‘A guiding force for good’ at U.N.
Diplomat flashed political savvy as secretary-general
GENEVA — Kofi Annan, one of the world’s most celebrated diplomats and a charismatic symbol of the United Nations who rose through its ranks to become the first black African secretary-general, died Saturday in Switzerland. He was 80.
His foundation announced his death in Bern, the capital, in a tweet, saying he died after a short unspecified illness. It did not give details and remembered the Nobel Peace Prize winner as “radiating genuine kindness, warmth and brilliance in all he did.”
Annan spent virtually his entire career as an administrator in the United Nations. His aristocratic style, cooltempered elegance and political savvy helped guide his ascent to become its seventh secretary-general, and the first hired from within. He served two terms from Jan. 1, 1997, to Dec. 31, 2006, capped nearly midway when he and the U.N. were jointly awarded the Nobel Peace Prize in 2001.
During his tenure, Annan presided over some of the worst failures and scandals at the world body, one of its most turbulent periods since its founding in 1945. Challenges from the outset forced him to spend much of his time struggling to restore its tarnished reputation.
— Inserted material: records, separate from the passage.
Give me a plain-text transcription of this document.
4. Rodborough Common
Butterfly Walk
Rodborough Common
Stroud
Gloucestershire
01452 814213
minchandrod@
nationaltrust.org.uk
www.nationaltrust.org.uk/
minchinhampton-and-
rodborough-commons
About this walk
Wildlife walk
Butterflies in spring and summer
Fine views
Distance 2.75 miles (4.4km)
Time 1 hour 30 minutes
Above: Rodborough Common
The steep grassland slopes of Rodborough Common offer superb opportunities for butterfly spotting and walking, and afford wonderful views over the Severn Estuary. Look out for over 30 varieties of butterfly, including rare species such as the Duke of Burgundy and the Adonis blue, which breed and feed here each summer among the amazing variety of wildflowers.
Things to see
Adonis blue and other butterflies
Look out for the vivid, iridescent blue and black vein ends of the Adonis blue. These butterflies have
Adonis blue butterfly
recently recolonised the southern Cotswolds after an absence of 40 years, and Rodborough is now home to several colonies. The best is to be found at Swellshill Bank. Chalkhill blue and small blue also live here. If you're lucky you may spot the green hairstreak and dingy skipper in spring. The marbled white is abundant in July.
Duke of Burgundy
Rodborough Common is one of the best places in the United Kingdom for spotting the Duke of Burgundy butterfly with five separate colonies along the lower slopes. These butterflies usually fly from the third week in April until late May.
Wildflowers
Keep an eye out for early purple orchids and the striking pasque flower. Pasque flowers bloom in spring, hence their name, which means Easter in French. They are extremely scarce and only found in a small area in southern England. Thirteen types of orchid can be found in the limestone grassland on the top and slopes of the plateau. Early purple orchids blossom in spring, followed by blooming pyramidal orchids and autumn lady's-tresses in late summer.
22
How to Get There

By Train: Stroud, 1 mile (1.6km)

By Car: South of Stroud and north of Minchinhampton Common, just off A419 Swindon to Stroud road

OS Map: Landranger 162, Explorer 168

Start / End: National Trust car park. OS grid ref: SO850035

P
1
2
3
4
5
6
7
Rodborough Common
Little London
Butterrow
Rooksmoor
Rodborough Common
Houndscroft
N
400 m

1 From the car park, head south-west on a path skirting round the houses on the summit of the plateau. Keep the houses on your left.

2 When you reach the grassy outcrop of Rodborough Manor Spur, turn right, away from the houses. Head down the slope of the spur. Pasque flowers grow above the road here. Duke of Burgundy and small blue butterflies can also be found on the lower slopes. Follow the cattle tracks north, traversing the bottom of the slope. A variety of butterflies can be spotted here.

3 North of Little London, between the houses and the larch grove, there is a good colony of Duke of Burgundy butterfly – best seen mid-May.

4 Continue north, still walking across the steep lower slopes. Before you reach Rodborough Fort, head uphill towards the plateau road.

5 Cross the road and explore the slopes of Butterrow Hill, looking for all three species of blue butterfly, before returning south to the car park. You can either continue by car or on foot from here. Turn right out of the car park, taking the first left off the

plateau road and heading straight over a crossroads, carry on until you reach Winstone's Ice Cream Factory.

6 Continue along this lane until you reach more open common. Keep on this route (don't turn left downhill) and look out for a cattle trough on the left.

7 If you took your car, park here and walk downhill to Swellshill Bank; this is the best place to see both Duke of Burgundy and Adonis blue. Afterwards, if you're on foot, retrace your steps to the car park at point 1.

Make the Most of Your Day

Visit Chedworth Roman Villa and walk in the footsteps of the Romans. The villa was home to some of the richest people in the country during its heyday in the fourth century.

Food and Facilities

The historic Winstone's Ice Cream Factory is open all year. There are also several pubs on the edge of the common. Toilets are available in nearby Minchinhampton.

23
His enduring moral prestige remained largely undented, however, both through charisma and by virtue of having negotiated with most of the powers in the world.
When he departed from the United Nations, he left behind a global organization far more aggressively engaged in peacekeeping and fighting poverty, setting the framework for the U.N.’s 21stcentury response to mass atrocities and its emphasis on human rights and development.
“Kofi Annan was a guiding force for good,” U.N. Secretary-General Antonio Guterres said. “It is with profound sadness that I learned of his passing. In many ways, Kofi Annan was the United Nations. He rose through the ranks to lead the organization into the new millennium with matchless dignity and determination.”
Annan took on the top U.N. post six years after the collapse of the Soviet Union and presided during a decade when the world united against terrorism after the Sept. 11, 2001, attacks — then divided deeply over the U.S.led war against Iraq. The U.S. relationship tested him as a world diplomatic leader.
Despite his diplomatic skills, Annan was never afraid to speak candidly. That didn’t always win him fans, particularly in the case of President George W. Bush’s administration, with whom Annan’s camp spent much time bickering. Much of his second term was spent at odds with the United States, the U.N.’s biggest contributor, as he tried to lean on the nation to pay almost $2 billion in arrears.
Kofi Atta Annan was born April 8, 1938, into an elite family in Kumasi, Ghana, the son of a provincial governor and grandson of two tribal chiefs.
He shared his middle name Atta — “twin” in Ghana’s Akan language — with a twin sister, Efua.
Annan married Titi Alakija, a Nigerian woman, in 1965, and they had a daughter, Ama, and a son, Kojo. He returned to the U.S. in 1971 and earned a master’s degree at the Massachusetts Institute of Technology’s Sloan School of Management. The couple separated in the 1970s and, while working in Geneva, Annan met his second wife, Swedish lawyer Nane Lagergren. They married in 1984.
Just before becoming secretary-general, Annan served as U.N. peacekeeping chief and as special envoy to the former Yugoslavia, where he oversaw a transition in Bosnia from U.N. protective forces to NATO-led troops.
The U.N. peacekeeping operation faced two of its greatest failures during his tenure: the Rwanda genocide in 1994, and the massacre in the Bosnian town of Srebrenica in July 1995.
As secretary-general, Annan forged his experiences into a doctrine called the “Responsibility to Protect,” that countries accepted — at least in principle — to head off genocide, crimes against humanity, ethnic cleansing and war crimes.
Annan’s uncontested election to a second term was unprecedented, reflecting the overwhelming support he enjoyed from both rich and poor countries.
In 2005, Annan succeeded in establishing the Peacebuilding Commission and the Human Rights Council. But that year, the U.N. was facing almost daily attacks over allegations about corruption in the U.N. oil-for-food program in Iraq, bribery by U.N. purchasing officials and widespread sex abuse by U.N. peacekeepers — an issue that would only balloon in importance after he left office.
Annan is survived by his wife and three children.